[swift-evolution] Take 2: Stdlib closure argument labels and parameter names

Erica Sadun erica at ericasadun.com
Wed Jun 29 10:13:58 CDT 2016

> On Jun 29, 2016, at 12:39 AM, Dave Abrahams via swift-evolution <swift-evolution at swift.org> wrote:
> I've updated my pull request with a much more conservative set of
> changes that preserves/restores label-free-ness for all “term of art”
> functional methods such as filter and reduce.
> https://github.com/apple/swift/pull/2981
> My current thoughts are that many of the `by:` labels are awkward and
> not adding much.  Perhaps they all ought to be omitted.

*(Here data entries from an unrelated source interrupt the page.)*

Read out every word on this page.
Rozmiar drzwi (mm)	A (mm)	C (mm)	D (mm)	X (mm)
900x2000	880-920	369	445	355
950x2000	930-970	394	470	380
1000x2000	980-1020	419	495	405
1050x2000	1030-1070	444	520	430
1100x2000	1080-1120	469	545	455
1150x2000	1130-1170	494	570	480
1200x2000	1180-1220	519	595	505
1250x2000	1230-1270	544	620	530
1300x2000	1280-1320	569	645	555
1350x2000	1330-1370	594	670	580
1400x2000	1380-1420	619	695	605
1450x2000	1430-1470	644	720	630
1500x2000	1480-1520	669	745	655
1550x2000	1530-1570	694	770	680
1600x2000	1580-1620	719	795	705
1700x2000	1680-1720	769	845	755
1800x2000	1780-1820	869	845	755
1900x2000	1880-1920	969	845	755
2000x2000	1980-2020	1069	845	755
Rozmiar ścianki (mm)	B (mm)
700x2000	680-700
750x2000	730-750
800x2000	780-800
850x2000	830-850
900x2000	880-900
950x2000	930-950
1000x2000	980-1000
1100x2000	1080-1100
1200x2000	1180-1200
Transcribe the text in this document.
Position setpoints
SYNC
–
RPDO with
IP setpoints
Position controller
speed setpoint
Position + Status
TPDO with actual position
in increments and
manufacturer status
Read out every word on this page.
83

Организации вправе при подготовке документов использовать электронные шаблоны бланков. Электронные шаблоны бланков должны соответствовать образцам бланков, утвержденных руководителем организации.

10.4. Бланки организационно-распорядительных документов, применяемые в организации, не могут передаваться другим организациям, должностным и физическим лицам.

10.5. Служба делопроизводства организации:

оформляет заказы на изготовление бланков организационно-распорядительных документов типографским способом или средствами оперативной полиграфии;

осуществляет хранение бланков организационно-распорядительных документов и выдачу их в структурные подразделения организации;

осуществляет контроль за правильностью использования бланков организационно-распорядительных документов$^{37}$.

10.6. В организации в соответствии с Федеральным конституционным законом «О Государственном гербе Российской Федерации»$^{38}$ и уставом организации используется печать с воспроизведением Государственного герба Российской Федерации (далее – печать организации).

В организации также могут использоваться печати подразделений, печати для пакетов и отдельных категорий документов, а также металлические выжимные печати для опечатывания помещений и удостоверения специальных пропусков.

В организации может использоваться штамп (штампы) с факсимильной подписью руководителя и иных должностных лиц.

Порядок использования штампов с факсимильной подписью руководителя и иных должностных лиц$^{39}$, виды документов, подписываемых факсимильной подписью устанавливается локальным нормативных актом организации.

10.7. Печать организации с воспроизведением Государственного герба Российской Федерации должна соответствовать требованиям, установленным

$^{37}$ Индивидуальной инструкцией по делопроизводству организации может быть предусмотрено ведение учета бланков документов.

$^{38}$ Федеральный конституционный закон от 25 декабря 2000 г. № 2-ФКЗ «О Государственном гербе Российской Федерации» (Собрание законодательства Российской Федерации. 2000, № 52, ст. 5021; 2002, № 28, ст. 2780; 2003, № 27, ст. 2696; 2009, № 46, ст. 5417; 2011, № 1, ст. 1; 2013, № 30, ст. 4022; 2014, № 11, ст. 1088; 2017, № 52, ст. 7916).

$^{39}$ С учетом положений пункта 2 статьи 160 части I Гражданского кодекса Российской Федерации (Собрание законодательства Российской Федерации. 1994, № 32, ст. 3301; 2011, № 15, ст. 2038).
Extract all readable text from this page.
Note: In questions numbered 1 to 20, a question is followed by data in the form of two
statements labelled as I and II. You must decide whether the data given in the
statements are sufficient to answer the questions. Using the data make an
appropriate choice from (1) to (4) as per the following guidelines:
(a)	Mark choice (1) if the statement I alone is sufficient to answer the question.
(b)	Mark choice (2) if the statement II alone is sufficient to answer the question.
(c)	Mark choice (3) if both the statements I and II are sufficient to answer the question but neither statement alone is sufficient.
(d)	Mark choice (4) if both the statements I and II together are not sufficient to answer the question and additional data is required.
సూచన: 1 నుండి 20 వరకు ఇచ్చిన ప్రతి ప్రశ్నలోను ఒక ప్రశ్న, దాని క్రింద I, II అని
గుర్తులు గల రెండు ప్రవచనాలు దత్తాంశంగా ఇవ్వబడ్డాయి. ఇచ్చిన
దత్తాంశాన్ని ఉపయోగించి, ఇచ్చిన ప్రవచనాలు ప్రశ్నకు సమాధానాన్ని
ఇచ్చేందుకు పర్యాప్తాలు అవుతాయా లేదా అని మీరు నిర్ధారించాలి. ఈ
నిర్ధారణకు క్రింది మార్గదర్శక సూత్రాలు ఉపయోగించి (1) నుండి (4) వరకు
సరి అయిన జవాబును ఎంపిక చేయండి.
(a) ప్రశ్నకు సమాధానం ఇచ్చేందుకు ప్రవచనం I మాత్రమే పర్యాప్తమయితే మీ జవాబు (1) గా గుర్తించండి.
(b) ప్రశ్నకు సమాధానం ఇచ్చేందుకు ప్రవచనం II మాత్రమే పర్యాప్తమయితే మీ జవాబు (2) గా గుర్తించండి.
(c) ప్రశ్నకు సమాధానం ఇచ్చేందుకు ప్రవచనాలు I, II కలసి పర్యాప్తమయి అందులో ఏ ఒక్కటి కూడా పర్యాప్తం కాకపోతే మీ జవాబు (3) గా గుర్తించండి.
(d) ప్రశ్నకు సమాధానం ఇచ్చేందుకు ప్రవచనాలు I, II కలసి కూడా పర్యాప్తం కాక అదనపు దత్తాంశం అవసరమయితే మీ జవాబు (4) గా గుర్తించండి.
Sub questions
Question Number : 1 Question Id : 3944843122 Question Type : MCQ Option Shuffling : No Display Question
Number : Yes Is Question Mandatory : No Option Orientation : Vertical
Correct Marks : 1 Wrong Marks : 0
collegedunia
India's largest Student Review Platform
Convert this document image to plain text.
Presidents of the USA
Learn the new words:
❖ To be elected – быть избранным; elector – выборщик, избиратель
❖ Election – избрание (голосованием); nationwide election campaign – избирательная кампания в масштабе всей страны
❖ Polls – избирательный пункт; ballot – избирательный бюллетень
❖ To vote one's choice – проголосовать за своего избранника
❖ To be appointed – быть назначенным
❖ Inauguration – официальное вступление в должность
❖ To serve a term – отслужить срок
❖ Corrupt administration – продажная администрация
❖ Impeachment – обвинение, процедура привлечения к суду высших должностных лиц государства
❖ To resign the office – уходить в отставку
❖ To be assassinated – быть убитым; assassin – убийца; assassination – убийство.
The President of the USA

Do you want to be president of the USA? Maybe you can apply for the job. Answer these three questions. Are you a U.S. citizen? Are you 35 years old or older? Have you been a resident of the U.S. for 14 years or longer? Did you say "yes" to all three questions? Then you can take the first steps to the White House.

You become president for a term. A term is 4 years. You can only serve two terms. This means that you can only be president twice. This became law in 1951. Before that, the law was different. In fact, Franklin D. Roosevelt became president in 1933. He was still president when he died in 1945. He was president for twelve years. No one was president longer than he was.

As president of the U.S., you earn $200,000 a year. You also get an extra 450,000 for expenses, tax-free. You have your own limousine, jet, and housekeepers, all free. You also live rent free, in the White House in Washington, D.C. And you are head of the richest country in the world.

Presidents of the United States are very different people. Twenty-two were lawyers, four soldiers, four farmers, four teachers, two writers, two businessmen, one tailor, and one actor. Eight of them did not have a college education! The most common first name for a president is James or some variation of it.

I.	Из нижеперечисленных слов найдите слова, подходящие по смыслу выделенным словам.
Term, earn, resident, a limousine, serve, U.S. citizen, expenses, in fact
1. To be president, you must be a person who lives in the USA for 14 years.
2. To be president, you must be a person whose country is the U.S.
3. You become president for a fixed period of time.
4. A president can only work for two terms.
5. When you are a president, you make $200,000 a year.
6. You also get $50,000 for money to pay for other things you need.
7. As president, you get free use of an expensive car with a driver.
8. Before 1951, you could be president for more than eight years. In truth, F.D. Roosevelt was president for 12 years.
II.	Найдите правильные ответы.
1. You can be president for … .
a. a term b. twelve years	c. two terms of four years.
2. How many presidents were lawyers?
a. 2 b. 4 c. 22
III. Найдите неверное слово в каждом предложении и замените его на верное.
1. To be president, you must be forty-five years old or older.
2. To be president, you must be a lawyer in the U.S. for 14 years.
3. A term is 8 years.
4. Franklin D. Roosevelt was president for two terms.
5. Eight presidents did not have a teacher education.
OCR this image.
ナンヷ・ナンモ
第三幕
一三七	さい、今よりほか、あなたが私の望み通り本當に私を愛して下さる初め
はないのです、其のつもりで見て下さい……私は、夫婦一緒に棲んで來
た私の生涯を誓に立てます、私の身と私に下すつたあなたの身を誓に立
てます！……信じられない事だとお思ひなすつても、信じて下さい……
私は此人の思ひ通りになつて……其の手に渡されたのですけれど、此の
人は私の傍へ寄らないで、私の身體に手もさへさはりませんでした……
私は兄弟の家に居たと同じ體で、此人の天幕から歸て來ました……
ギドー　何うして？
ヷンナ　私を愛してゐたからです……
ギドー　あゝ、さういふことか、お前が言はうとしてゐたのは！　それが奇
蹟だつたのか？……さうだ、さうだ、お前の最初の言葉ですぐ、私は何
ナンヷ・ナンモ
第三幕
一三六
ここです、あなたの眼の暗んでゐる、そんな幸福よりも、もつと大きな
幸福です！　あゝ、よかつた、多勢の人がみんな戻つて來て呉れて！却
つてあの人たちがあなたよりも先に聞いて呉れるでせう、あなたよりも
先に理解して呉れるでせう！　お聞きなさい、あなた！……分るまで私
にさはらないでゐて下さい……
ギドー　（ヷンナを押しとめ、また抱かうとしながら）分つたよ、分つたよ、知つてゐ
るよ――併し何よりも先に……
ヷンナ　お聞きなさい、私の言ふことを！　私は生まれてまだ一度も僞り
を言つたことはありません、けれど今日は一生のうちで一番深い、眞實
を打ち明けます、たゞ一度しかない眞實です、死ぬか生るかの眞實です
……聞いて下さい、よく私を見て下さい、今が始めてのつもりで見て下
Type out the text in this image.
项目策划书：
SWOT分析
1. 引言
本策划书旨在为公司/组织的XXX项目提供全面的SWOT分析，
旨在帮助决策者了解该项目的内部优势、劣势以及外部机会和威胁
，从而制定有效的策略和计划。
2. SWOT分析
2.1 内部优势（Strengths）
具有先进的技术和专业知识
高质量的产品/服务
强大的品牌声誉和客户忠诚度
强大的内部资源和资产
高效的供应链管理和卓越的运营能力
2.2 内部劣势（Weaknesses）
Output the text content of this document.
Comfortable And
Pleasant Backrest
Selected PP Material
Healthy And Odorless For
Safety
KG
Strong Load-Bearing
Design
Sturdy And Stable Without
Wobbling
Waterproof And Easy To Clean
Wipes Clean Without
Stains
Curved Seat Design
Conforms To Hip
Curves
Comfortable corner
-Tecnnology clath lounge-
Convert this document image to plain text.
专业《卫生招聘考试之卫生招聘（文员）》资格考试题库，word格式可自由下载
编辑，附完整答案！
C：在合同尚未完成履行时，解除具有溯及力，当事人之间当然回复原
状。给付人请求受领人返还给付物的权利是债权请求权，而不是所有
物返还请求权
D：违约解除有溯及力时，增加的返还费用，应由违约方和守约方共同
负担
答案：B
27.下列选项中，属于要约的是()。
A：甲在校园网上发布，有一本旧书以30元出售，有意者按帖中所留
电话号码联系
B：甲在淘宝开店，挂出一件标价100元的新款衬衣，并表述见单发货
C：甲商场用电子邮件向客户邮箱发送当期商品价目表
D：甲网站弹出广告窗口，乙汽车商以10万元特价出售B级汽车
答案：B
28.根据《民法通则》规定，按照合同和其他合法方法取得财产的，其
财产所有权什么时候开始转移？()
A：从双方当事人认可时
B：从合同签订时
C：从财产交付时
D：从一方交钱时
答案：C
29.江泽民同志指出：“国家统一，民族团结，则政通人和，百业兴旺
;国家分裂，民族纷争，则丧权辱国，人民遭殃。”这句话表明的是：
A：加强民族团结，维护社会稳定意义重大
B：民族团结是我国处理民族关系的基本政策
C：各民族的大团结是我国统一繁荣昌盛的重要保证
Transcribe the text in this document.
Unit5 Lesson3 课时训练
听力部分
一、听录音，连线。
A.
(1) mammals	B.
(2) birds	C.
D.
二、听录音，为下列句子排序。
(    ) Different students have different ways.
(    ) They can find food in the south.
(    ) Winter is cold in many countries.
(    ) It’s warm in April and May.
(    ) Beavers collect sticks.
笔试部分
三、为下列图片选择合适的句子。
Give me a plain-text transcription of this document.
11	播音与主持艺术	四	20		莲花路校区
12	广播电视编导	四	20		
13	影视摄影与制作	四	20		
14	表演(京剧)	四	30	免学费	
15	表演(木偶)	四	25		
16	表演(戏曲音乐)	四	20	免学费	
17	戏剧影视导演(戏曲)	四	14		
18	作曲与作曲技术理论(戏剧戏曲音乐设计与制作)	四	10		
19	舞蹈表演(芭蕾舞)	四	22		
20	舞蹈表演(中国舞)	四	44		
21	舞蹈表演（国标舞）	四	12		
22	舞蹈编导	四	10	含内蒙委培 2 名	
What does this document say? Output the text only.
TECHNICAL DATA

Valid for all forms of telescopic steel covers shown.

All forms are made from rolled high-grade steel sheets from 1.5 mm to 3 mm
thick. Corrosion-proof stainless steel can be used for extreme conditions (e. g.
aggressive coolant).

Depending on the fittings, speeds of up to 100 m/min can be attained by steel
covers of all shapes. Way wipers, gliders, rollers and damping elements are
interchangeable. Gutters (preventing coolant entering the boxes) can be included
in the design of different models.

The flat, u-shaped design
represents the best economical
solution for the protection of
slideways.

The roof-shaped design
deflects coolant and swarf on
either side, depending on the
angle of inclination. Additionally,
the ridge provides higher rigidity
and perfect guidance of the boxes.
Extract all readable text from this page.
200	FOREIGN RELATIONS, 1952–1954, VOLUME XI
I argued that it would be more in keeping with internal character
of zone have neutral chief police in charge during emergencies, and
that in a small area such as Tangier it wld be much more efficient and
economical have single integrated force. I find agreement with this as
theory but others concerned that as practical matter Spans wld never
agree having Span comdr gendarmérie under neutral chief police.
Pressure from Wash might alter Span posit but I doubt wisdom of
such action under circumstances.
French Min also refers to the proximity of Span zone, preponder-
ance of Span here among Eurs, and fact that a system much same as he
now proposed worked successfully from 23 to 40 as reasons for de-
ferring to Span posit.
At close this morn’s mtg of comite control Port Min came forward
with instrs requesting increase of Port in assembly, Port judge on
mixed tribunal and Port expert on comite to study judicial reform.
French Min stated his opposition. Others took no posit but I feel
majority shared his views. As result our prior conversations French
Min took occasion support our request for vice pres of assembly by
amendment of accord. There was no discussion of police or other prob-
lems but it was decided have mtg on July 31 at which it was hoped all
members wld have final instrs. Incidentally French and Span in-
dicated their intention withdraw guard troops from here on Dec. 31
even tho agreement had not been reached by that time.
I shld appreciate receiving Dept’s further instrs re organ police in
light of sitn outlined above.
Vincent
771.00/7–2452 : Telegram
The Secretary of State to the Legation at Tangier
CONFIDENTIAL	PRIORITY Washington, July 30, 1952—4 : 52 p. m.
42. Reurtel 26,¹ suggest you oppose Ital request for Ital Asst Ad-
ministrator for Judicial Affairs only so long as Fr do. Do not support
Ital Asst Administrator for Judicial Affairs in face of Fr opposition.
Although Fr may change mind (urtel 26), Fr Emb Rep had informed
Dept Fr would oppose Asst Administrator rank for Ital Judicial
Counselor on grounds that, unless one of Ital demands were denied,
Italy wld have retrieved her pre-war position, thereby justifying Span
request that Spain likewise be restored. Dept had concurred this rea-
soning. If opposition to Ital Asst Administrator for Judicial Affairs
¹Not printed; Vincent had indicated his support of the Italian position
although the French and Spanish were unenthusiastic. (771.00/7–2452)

I'd be happy to see `by` labels go away, whether first or trailing. I'm not sure why Swift 3 wants 
to have so many extra labels when a very simple phrase is understandable on its own 
(e.g. max, min, sort, sorted).

Is it possible under the Swift umbrella to do the same for split since it has the rarely used
maxSplits, and omittingEmptySubsequences params? It would give you `split({$0 == " "})` 
and `split(atWhitespace)`.

Speaking of isAllWhitespace, would this be a prebuilt enumeration or is it a placeholder?
If the former, I have opinions (new lines, new lines and whitespace)

The managed buffer, are you "makingValueWith" instead of "makingHeaderWith" intentionally?
If so, no worries. If not, helpful ping.

Future Extensions:

* reduce(_:, combine:)  // way simpler

* "The argument against changing other names to be more consistent with API guidelines 
is weakened. "

 I think Sean Heber's `@termOfArt(name)` is a great way to have both worlds, where 
`select(where:)` or `where()` is the Swifty name and `@termOfArt(filter)` offers
a substitutable alias for fp aficionados. 

This approach is not anything I've ever seen previously in a programming language but 
its something that jumps out as a way to satisfy two distinct audiences of users
that would have limited impact but a decided advantage.

That said, I don't like `mapping` and `flattened`. If they're going to be Swiftized, go with
names that aren't standing in the "term of art" rubble: transform, squeeze, whatever.